Ela diz que outras organizações por onde passou davam férias “por ser lei”, mas não estimulavam de fato as pessoas a saírem. “Aqui eles não só dão o benefício para incentivar, como estimulam a toda hora, inclusive nas reuniões.”
Recorde de adesão
Cofundador e CEO da Férias&Co., Bruno Carone diz que os custos das empresas com saúde mental dispararam globalmente 25% desde a chegada da pandemia, assim como a síndrome do presenteísmo: o colaborador está no ambiente de trabalho, mas só porque “a empresa espera isso dele”.
Ele explica que a pessoa não se sente à vontade para se ausentar porque fica com medo de perder o emprego na volta, mas também não está desempenhando ou sendo produtiva.
“Para esse custo de presenteísmo, o bem-estar está mandando o recado: cuide-se, tire férias”, alerta.
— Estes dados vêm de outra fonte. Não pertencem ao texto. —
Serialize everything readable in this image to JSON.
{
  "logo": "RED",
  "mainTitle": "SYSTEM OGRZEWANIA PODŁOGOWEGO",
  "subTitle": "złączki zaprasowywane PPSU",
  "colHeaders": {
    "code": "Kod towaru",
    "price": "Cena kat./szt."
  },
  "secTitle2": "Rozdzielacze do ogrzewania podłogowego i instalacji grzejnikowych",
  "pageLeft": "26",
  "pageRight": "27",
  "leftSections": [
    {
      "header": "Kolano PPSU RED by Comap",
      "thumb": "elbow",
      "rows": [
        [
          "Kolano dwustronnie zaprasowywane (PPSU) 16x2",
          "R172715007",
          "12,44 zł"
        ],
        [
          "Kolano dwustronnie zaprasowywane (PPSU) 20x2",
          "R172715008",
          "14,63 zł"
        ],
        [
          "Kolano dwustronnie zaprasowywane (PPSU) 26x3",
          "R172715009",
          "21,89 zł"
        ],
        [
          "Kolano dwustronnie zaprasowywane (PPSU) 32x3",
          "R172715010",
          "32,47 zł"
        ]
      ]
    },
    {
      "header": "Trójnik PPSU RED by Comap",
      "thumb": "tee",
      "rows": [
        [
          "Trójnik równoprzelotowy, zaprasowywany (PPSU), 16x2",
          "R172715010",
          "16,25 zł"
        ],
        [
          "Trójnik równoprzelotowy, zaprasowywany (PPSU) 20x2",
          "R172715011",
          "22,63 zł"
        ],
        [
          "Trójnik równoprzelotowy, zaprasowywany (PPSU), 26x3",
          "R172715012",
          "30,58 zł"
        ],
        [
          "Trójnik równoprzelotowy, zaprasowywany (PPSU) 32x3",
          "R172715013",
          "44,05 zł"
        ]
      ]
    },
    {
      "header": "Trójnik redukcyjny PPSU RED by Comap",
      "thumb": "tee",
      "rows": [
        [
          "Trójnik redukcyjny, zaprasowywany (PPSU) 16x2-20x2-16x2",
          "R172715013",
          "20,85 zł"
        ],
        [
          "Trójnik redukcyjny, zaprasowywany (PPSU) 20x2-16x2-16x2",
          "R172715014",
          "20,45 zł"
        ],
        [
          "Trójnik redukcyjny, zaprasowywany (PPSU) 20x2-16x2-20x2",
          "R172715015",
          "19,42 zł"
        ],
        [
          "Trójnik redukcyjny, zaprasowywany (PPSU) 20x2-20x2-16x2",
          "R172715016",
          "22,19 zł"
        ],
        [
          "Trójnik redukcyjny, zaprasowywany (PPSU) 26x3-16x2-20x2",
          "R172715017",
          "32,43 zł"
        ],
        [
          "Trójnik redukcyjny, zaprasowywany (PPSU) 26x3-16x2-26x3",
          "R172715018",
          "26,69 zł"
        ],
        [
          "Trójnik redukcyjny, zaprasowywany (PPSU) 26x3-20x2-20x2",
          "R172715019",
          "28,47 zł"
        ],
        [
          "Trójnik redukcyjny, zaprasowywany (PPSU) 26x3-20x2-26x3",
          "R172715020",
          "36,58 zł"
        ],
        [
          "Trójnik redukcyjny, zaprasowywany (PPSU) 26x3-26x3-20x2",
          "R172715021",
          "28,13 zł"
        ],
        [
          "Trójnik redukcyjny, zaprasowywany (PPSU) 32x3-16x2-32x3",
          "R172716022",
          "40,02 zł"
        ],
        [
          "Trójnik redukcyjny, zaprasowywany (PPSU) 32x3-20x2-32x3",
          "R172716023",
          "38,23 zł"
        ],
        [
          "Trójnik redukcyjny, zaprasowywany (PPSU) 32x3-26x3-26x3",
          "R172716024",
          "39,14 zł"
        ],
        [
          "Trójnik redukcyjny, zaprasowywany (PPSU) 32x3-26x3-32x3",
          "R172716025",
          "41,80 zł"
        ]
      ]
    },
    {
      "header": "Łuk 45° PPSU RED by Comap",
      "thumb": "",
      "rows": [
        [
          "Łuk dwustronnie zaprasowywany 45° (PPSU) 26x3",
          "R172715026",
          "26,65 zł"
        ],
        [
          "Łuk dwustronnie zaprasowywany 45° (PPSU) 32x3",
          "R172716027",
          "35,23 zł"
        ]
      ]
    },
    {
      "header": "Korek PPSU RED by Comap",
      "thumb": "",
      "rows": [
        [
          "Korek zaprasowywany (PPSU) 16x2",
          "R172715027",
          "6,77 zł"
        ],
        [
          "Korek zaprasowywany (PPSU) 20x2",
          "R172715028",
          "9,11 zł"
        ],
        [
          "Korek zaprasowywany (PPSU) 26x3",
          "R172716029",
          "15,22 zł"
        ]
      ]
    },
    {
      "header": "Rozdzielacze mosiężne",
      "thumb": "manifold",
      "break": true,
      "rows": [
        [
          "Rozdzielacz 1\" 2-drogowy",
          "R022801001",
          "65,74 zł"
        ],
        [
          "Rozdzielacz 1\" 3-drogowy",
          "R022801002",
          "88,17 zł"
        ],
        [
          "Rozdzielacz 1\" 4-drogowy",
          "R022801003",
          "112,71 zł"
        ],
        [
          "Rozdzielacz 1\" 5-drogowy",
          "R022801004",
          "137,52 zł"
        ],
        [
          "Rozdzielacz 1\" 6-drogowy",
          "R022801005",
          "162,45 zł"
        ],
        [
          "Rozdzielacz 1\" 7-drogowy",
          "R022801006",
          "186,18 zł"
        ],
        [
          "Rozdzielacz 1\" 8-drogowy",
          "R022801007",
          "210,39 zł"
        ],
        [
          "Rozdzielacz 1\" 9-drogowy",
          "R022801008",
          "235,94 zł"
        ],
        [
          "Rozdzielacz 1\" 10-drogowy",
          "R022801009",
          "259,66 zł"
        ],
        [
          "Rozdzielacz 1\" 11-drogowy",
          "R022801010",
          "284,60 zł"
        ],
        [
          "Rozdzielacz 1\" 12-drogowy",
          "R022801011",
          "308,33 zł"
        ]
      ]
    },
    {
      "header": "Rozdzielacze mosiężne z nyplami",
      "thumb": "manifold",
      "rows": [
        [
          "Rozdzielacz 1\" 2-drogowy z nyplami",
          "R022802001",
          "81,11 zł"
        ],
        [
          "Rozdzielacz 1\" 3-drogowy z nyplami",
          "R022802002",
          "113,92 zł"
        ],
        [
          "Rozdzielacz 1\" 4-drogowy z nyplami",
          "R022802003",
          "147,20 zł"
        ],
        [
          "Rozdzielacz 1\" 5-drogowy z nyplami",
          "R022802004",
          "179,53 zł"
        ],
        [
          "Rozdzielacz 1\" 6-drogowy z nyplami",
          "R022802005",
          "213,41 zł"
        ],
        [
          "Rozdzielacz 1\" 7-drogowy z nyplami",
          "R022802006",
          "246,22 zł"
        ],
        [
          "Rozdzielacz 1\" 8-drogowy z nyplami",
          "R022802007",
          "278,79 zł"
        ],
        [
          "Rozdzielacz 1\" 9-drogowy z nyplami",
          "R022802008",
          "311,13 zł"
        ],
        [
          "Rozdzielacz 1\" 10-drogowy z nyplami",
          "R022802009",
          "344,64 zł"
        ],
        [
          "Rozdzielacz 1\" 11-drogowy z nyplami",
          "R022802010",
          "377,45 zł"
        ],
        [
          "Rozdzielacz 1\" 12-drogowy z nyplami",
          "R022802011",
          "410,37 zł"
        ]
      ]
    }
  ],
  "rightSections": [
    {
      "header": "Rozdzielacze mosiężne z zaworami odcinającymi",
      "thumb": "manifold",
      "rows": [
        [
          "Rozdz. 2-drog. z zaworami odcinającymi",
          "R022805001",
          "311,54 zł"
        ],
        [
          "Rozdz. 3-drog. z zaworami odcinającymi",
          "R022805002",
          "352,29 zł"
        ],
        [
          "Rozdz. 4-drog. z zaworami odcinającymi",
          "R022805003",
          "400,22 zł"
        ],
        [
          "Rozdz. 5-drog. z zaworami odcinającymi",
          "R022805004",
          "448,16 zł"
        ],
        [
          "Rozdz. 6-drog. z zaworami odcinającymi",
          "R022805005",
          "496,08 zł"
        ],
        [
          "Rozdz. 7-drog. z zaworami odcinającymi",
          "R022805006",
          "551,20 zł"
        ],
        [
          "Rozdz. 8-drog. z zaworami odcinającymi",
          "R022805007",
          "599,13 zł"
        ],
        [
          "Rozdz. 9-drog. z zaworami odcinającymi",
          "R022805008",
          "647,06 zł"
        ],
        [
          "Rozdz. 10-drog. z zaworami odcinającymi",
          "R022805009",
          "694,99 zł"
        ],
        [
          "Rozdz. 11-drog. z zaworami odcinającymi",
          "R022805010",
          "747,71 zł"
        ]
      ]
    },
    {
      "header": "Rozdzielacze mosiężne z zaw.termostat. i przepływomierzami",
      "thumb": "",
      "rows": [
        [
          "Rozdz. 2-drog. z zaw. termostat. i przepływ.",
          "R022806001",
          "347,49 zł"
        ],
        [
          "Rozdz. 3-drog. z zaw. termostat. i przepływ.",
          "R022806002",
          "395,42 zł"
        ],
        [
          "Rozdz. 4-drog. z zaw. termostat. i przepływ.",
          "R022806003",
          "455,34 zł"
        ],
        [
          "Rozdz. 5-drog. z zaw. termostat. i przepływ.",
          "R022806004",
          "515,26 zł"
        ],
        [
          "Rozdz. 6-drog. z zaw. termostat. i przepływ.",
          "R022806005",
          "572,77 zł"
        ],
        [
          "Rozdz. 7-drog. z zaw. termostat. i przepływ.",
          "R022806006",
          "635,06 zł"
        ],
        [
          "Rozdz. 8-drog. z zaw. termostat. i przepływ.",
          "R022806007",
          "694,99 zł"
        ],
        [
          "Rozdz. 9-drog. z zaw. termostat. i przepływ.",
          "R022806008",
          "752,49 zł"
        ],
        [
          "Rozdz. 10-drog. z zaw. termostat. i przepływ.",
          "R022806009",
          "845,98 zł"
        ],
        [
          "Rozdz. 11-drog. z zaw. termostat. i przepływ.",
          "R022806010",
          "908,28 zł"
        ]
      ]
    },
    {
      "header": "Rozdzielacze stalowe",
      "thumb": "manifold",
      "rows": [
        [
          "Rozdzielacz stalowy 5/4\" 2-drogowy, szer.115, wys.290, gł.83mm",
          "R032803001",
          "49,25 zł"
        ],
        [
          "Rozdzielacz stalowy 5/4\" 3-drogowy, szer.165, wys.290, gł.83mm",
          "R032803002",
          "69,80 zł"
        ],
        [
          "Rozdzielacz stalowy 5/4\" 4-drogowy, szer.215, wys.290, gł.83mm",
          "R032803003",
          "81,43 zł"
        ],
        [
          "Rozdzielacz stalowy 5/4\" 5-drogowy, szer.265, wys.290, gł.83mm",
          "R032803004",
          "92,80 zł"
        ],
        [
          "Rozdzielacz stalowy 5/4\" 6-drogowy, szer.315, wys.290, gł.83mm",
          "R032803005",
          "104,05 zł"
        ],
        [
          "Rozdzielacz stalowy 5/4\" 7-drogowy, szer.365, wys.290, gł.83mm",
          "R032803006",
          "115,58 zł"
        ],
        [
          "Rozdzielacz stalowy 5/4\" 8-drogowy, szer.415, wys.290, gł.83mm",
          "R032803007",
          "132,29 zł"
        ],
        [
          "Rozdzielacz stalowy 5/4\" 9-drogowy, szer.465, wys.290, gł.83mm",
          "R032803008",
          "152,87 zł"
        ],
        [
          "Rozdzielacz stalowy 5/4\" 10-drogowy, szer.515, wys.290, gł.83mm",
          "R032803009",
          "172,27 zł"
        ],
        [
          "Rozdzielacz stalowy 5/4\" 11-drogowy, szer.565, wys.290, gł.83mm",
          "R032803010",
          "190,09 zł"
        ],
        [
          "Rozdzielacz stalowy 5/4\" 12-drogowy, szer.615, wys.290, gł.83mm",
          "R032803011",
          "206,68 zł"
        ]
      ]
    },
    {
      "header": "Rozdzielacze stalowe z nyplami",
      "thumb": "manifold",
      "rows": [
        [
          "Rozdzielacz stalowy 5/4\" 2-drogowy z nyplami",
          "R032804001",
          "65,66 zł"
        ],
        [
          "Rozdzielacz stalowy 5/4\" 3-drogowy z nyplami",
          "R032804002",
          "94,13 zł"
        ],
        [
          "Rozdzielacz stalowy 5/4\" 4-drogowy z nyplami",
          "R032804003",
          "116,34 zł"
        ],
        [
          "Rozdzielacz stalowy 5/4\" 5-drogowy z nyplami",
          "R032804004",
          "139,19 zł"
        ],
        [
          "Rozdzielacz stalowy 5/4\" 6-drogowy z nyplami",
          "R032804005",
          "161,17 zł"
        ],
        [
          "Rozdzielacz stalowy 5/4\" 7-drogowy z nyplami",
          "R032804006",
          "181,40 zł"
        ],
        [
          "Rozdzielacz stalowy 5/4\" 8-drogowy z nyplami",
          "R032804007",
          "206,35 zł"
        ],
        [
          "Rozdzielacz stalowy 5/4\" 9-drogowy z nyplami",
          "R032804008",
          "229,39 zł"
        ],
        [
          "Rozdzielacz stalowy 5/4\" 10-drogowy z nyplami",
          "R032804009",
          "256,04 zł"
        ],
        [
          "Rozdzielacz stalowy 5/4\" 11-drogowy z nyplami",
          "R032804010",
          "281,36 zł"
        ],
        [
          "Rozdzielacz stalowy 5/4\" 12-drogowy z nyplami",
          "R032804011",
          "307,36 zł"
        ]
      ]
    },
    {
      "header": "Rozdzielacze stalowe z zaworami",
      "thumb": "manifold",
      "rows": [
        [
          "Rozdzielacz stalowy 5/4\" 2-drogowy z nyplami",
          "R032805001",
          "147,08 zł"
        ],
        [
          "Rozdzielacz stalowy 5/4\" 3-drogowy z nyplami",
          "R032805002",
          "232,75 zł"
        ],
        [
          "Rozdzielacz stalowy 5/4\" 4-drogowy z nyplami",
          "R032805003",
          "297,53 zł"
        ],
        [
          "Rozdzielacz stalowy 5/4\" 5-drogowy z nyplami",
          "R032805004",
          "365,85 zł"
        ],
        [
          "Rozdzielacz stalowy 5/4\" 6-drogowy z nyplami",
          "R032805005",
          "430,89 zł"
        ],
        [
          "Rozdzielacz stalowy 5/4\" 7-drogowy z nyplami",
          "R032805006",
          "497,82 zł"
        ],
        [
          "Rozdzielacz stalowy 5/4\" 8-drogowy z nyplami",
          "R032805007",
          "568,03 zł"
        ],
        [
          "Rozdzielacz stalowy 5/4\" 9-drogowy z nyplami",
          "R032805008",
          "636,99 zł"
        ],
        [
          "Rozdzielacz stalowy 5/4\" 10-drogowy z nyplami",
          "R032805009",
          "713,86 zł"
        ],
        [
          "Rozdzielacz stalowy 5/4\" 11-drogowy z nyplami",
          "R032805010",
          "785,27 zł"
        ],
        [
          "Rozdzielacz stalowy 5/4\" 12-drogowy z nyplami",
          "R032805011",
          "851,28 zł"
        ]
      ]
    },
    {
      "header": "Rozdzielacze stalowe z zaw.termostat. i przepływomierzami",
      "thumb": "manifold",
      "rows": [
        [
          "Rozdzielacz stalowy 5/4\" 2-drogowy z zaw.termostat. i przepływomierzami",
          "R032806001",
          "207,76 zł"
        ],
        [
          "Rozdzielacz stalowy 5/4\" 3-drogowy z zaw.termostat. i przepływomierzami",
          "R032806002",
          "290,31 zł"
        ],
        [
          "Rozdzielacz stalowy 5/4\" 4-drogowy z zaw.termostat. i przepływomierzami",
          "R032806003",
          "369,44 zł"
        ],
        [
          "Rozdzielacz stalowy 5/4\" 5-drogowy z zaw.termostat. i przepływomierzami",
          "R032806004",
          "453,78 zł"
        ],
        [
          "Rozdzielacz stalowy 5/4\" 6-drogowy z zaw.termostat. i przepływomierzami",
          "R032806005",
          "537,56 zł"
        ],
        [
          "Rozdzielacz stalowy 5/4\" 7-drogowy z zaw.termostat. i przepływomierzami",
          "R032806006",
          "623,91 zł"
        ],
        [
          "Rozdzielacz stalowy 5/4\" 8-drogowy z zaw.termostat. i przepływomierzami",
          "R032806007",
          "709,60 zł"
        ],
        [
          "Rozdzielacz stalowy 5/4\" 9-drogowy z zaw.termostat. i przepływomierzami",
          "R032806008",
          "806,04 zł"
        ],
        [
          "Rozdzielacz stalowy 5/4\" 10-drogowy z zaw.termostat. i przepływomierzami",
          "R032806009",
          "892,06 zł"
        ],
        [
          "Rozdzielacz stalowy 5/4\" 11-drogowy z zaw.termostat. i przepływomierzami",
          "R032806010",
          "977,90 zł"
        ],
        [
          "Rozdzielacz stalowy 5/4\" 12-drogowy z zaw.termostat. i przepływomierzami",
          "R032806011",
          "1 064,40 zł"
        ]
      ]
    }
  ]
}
Carone revela que o índice de adesão nas empresas que contrataram o benefício de viagens, atualmente de 70%, é recorde para um benefício não-obrigatório - e a comprovação de que a busca por saúde mental e equilíbrio na equação entre trabalho e vida pessoal são mudanças comportamentais definitivas no mercado de trabalho.
“O que as pessoas mais querem fazer é viajar, e a empresa paga uma parte disso. O engajamento é imediato, ainda mais por envolver também familiares e amigos.”